While Beck cited the New Year’s Eve attacks on women in Cologne, Germany, there’s a broader argument to be made in regard to globalization. As people travel, migrate, and work all over the world, it's worth examining the effects of the gendered policies of Muslim countries. I’m referring to instances where women from Australia and Norway were jailed for adultery when they tried to report being raped when they worked in the United Arab Emirates. Western countries that’ve seen large influxes of Muslim immigrants now have OB/GYN scrambling to learn how to treat patients who have suffered female genital mutilation. Local social workers are also struggling to deal with young girls who have grown up in the West, who, just before hitting puberty, are sent back to the Old World on holiday, and return home victims of FGM. I think one of the better solutions has been Norway sending incoming immigrants to be educated about local laws and customs upon arrival.
Beck isn’t the first person I’ve seen take issue with Laurie Penny’s infamous tweet, but as a fellow white woman, I interpreted her words differently.
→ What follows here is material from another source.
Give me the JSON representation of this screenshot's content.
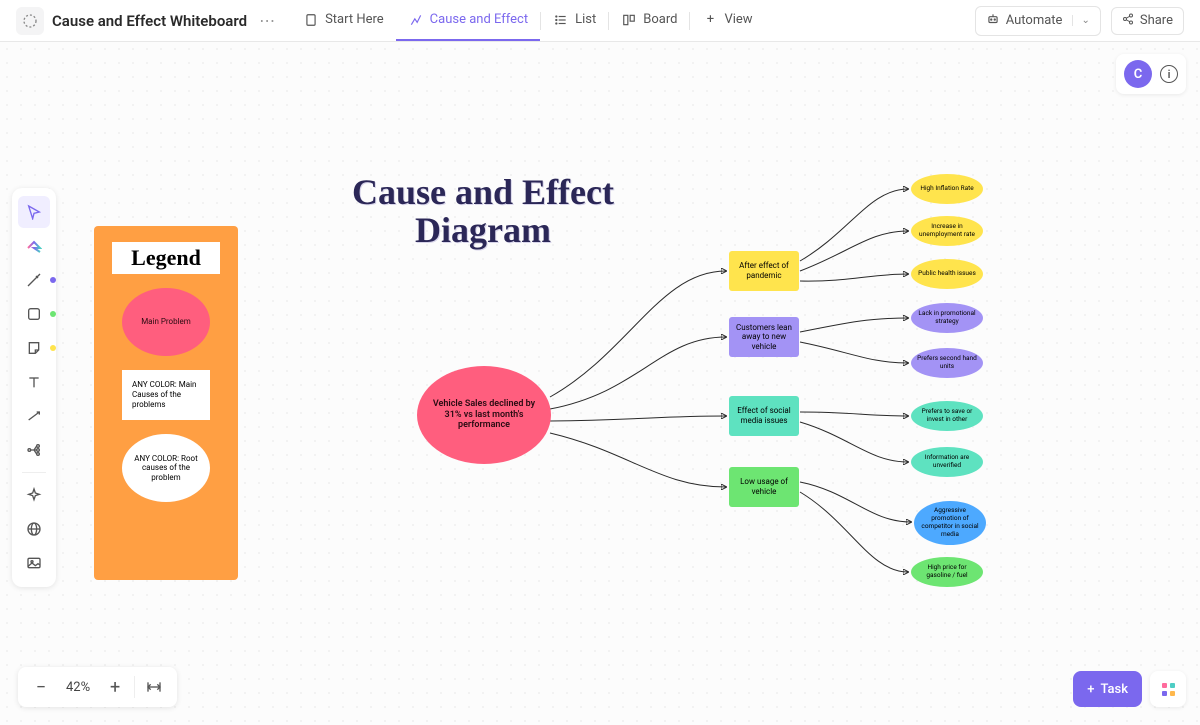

People are usually raped by people they know, and people are usually best acquainted with members of their own race. Yet the rape that people tend to be the most concerned about is when white women are raped by black or brown men; violence perpetrated against women of color is too often overlooked. The absolute worst case scenario was the Emmanuel Church massacre last year, when white supremacist Dylann Roof said, “You are raping our women and taking over the country” as he shot nine black people at their Bible study. Another example that correlates with what Penny was referring to would be the Central Park Jogger case, where a white woman was brutally raped and beaten, and five young black men went to prison for what turned out to be the crime of one Hispanic man.
Beck’s “useful fools” observation is interesting, and probably not terribly different from a thought I’d had while watching hours of footage related to the protests following Milo Yiannopoulos’ speaking tour, in particular his joint appearance with Steven Crowder and Christina Hoff Sommers at UMass/Amherst. While watching the way they were heckled, I was reminded of the Two Minutes Hate scene in Nineteen Eighty-Four, where the citizens of a tyrannical dystopia are allowed some reprieve to go to the cinema and expel their anguish at the triggering images appear on the screen. The inevitable question is why so many young people are behaving like they live in a tyrannical dystopia when they don’t. I think the answer lies in the genuine problems they’re facing, like wage stagnation and the burden of student debt, and the mainstreaming of the idea that capitalism is the root of all evil. The end result becomes people believing they’re more oppressed than they are.
I don’t think intersectional feminism is the problem—at least not the original ideas espoused by Crenshaw. The real culprits are Marxists, control freaks who are eager to police language and mundane behavior, and a generation that has been discouraged from thinking critically, therefore reducing the movement to buzzwords and talking points. What bothers me is that feminism has been dragged away from a genuine sense of pragmatism, out of step with women’s everyday lives. I don’t dispute that white American women have it better than any group of women in history, but a few bugs in the system remain. The Equal Rights Amendment was never ratified, and I believe that following through on that would give more muscle to anti-discrimination laws, which would benefit all women.